Environment-assisted quantum transport in ordered systems

TL;DR

This paper explores how environmental noise can enhance quantum transport efficiency in ordered systems, revealing new mechanisms beyond disorder-induced effects, with implications for energy transfer in biological systems.

Contribution

It introduces novel mechanisms of environment-assisted quantum transport in ordered systems, expanding understanding beyond disordered models and applicable to various quantum transport scenarios.

Findings

Identifies new environment-assisted transport mechanisms in ordered systems.

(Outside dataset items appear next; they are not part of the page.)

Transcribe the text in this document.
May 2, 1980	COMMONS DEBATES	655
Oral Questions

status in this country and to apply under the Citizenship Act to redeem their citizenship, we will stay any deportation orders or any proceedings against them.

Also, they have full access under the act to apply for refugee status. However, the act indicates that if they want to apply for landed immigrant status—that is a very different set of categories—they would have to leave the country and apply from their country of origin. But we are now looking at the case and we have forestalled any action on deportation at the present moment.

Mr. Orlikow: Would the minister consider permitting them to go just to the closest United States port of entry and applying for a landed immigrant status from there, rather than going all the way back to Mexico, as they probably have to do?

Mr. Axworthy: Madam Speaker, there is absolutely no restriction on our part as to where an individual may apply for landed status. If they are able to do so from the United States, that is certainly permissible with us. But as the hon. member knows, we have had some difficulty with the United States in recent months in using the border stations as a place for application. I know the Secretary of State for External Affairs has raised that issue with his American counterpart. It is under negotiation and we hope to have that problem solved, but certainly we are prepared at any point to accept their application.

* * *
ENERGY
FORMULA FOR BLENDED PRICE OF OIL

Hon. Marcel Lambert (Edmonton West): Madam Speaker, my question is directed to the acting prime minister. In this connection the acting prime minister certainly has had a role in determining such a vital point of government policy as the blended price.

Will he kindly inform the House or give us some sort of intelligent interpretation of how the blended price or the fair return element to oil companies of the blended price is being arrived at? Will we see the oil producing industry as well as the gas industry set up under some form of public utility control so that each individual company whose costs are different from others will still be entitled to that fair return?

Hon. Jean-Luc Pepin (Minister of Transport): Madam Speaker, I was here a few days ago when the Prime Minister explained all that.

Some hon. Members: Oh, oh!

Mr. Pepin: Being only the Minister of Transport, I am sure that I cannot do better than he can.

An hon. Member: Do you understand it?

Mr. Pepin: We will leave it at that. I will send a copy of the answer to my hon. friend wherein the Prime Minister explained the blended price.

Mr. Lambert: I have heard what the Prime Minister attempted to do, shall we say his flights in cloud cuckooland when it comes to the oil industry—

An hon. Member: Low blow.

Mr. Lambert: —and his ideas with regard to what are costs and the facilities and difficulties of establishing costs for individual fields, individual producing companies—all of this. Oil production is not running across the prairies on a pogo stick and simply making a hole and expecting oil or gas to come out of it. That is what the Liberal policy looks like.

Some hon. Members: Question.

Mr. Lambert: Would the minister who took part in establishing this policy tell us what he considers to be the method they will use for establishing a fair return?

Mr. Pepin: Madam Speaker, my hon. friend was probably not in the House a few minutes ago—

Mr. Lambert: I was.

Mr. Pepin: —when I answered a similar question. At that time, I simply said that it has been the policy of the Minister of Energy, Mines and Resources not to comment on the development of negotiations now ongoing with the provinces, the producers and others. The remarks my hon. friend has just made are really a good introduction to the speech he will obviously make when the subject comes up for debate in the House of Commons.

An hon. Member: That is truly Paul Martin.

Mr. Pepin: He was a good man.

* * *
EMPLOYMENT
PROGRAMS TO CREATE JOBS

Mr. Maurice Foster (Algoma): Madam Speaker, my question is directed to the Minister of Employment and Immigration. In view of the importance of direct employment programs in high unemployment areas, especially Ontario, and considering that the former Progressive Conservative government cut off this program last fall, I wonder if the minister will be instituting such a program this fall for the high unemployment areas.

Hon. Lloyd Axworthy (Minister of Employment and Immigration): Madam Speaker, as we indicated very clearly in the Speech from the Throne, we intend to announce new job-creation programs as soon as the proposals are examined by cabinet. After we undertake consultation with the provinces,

Demonstrates that noise can improve transport efficiency even without disorder.

Provides a general model relevant to biological and artificial quantum systems.

Abstract

Noise-assisted transport in quantum systems occurs when quantum time-evolution and decoherence conspire to produce a transport efficiency that is higher than what would be seen in either the purely quantum or purely classical cases. In disordered systems, it has been understood as the suppression of coherent quantum localisation through noise, which brings detuned quantum levels into resonance and thus facilitates transport. We report several new mechanisms of environment-assisted transport in ordered systems, in which there is no localisation to overcome and where one would naively expect that coherent transport is the fastest possible. Although we are particularly motivated by the need to understand excitonic energy transfer in photosynthetic light-harvesting complexes, our model is general---transport in a tight-binding system with dephasing, a source, and a trap---and can be expected to have wider application.